I never saw Uncle Sam angry, although I’m sure with three boys in the family, he must have lost his patience at some time, but to me, he was the nicest, happiest man ever. He didn’t even get mad when he found Gerard, David, Mark, and my sister, Michele and I jumping on the beds upstairs, an action that would have brought down the wrath of God had my mother found us!
Unfortunately, mine is not what you would call a close family. We meet at weddings, anniversaries, and funerals, and the days for weddings are long past. I wish I could turn back the time and visit more, but such is life that as we grow older ourselves, time has a way of moving strangely. ‘I’ll visit next week’ we say, but next week never comes, and suddenly, it’s too late, the decision has been taken out of our hands.
Uncle Sam worked as letter carrier back in the day when we called them mailmen. He had the downtown route, so if I were out shopping, I’d often run into him delivering his mail. He always had time to stop and say hello. When my husband and I returned to Cornwall after living in Ottawa for more than ten years, Uncle Sam was still delivering the mail, and my husband’s office was on his route.
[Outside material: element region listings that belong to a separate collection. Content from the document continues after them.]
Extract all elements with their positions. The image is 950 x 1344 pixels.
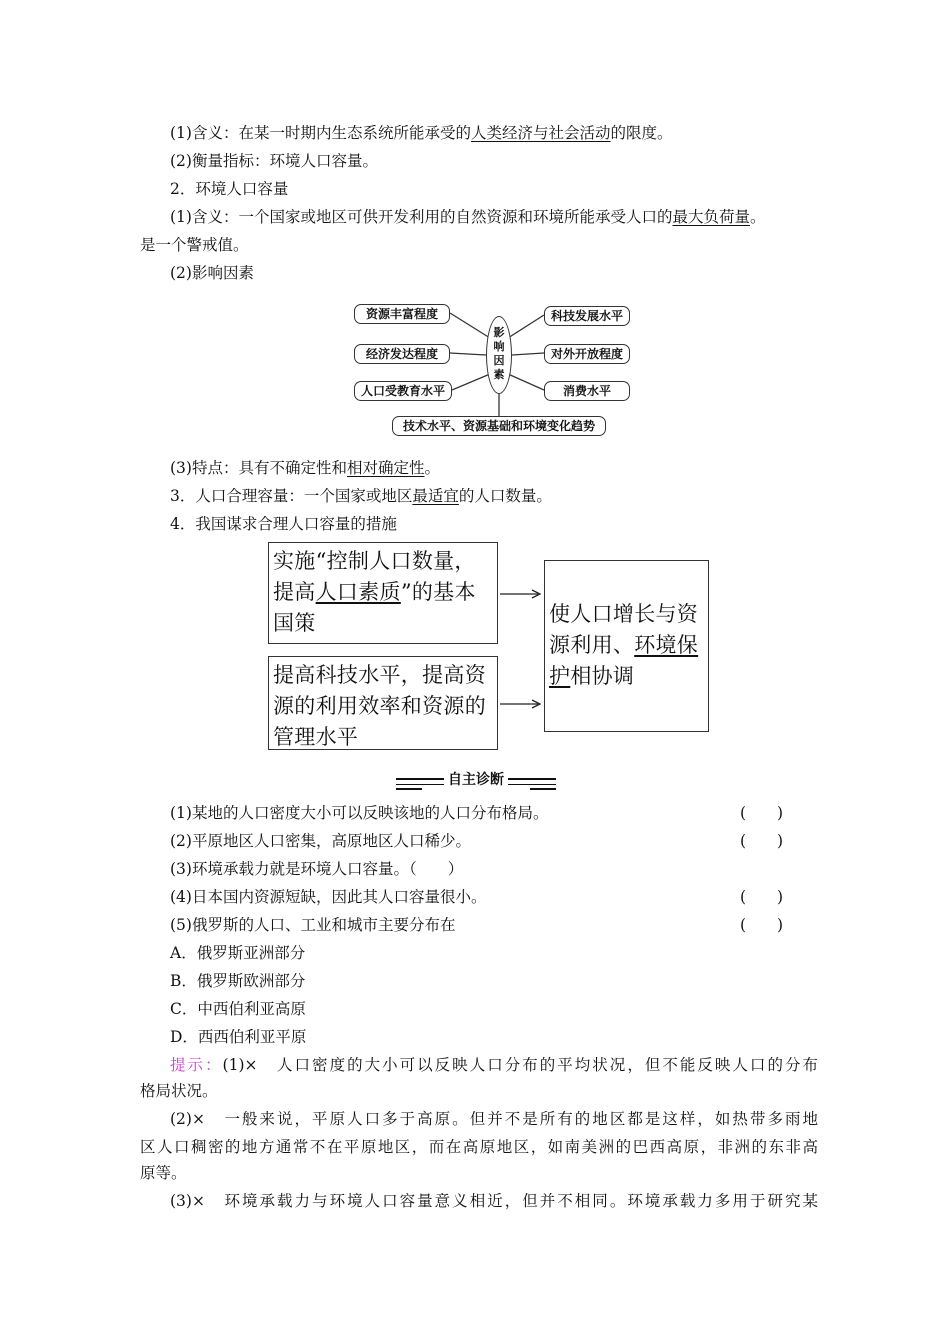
heading-decoration (530, 788, 556, 790)
self-diagnosis-heading: 自主诊断 (396, 770, 556, 790)
factor-consumption: 消费水平 (544, 381, 630, 401)
option-b: B．俄罗斯欧洲部分 (170, 972, 306, 990)
answer-1-line2: 格局状况。 (140, 1082, 218, 1100)
heading-decoration (396, 788, 422, 790)
diagram-center-node: 影 响 因 素 (486, 316, 512, 394)
answer-blank: ( ) (740, 832, 784, 850)
option-a: A．俄罗斯亚洲部分 (170, 944, 306, 962)
factor-resources: 资源丰富程度 (354, 304, 450, 324)
answer-3-line1: (3)× 环境承载力与环境人口容量意义相近，但并不相同。环境承载力多用于研究某 (170, 1192, 818, 1210)
measure-technology-box: 提高科技水平，提高资源的利用效率和资源的管理水平 (268, 656, 498, 750)
question-3: (3)环境承载力就是环境人口容量。（ ） (170, 860, 464, 878)
underlined-term: 环境保护 (549, 633, 699, 688)
answer-2-line1: (2)× 一般来说，平原人口多于高原。但并不是所有的地区都是这样，如热带多雨地 (170, 1110, 818, 1128)
tip-label: 提示： (170, 1056, 223, 1074)
section-title-4: 4．我国谋求合理人口容量的措施 (170, 515, 397, 533)
answer-1-line1: 提示：(1)× 人口密度的大小可以反映人口分布的平均状况，但不能反映人口的分布 (170, 1056, 818, 1074)
answer-blank: ( ) (740, 888, 784, 906)
option-d: D．西西伯利亚平原 (170, 1028, 307, 1046)
answer-2-line2: 区人口稠密的地方通常不在平原地区，而在高原地区，如南美洲的巴西高原，非洲的东非高 (140, 1138, 818, 1156)
answer-blank: ( ) (740, 916, 784, 934)
measures-diagram (268, 542, 713, 752)
factors-title: (2)影响因素 (170, 264, 254, 282)
question-1: (1)某地的人口密度大小可以反映该地的人口分布格局。 (170, 804, 549, 822)
underlined-term: 相对确定性 (346, 459, 425, 477)
question-2: (2)平原地区人口密集，高原地区人口稀少。 (170, 832, 471, 850)
arrow-right-icon (498, 588, 544, 600)
factor-economy: 经济发达程度 (354, 344, 450, 364)
underlined-term: 人类经济与社会活动 (470, 124, 611, 142)
question-4: (4)日本国内资源短缺，因此其人口容量很小。 (170, 888, 487, 906)
answer-blank: ( ) (740, 804, 784, 822)
measure-policy-box: 实施“控制人口数量，提高人口素质”的基本国策 (268, 542, 498, 644)
definition-continuation: 是一个警戒值。 (140, 236, 249, 254)
answer-2-line3: 原等。 (140, 1164, 187, 1182)
arrow-right-icon (498, 698, 544, 710)
section-title-2: 2．环境人口容量 (170, 180, 289, 198)
factor-openness: 对外开放程度 (544, 344, 630, 364)
reasonable-capacity: 3．人口合理容量：一个国家或地区最适宜的人口数量。 (170, 487, 552, 505)
population-capacity-definition: (1)含义：一个国家或地区可供开发利用的自然资源和环境所能承受人口的最大负荷量。 (170, 208, 766, 226)
carrying-capacity-indicator: (2)衡量指标：环境人口容量。 (170, 152, 378, 170)
carrying-capacity-definition: (1)含义：在某一时期内生态系统所能承受的人类经济与社会活动的限度。 (170, 124, 673, 142)
factor-trend: 技术水平、资源基础和环境变化趋势 (392, 416, 606, 436)
factor-technology: 科技发展水平 (544, 306, 630, 326)
measure-result-box: 使人口增长与资源利用、环境保护相协调 (544, 560, 709, 732)
factor-education: 人口受教育水平 (354, 381, 452, 401)
underlined-term: 最适宜 (412, 487, 459, 505)
question-5: (5)俄罗斯的人口、工业和城市主要分布在 (170, 916, 456, 934)
capacity-features: (3)特点：具有不确定性和相对确定性。 (170, 459, 440, 477)
factors-diagram (340, 298, 640, 443)
underlined-term: 人口素质 (315, 580, 401, 604)
option-c: C．中西伯利亚高原 (170, 1000, 306, 1018)
underlined-term: 最大负荷量 (672, 208, 750, 226)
Since he was getting on in years, the long flight of stairs became harder on his knees, but he never complained.
I was lucky enough to see him just a couple of years ago at a family event. His dark hair was white, he was shorter and far more frail than I remembered, but his eyes still twinkled. Today, I’ll say good-bye to one of my favorite people. There are few members of my father’s family left, just as there are few left on my mother’s side. We need to remember to treasure the memories of our family members– those who have gone ahead of us have made us who we are today. Thank you, Uncle Sam, for serving in the second world war, preserving the freedom Canada enjoys, and for being part of my life. You will be missed.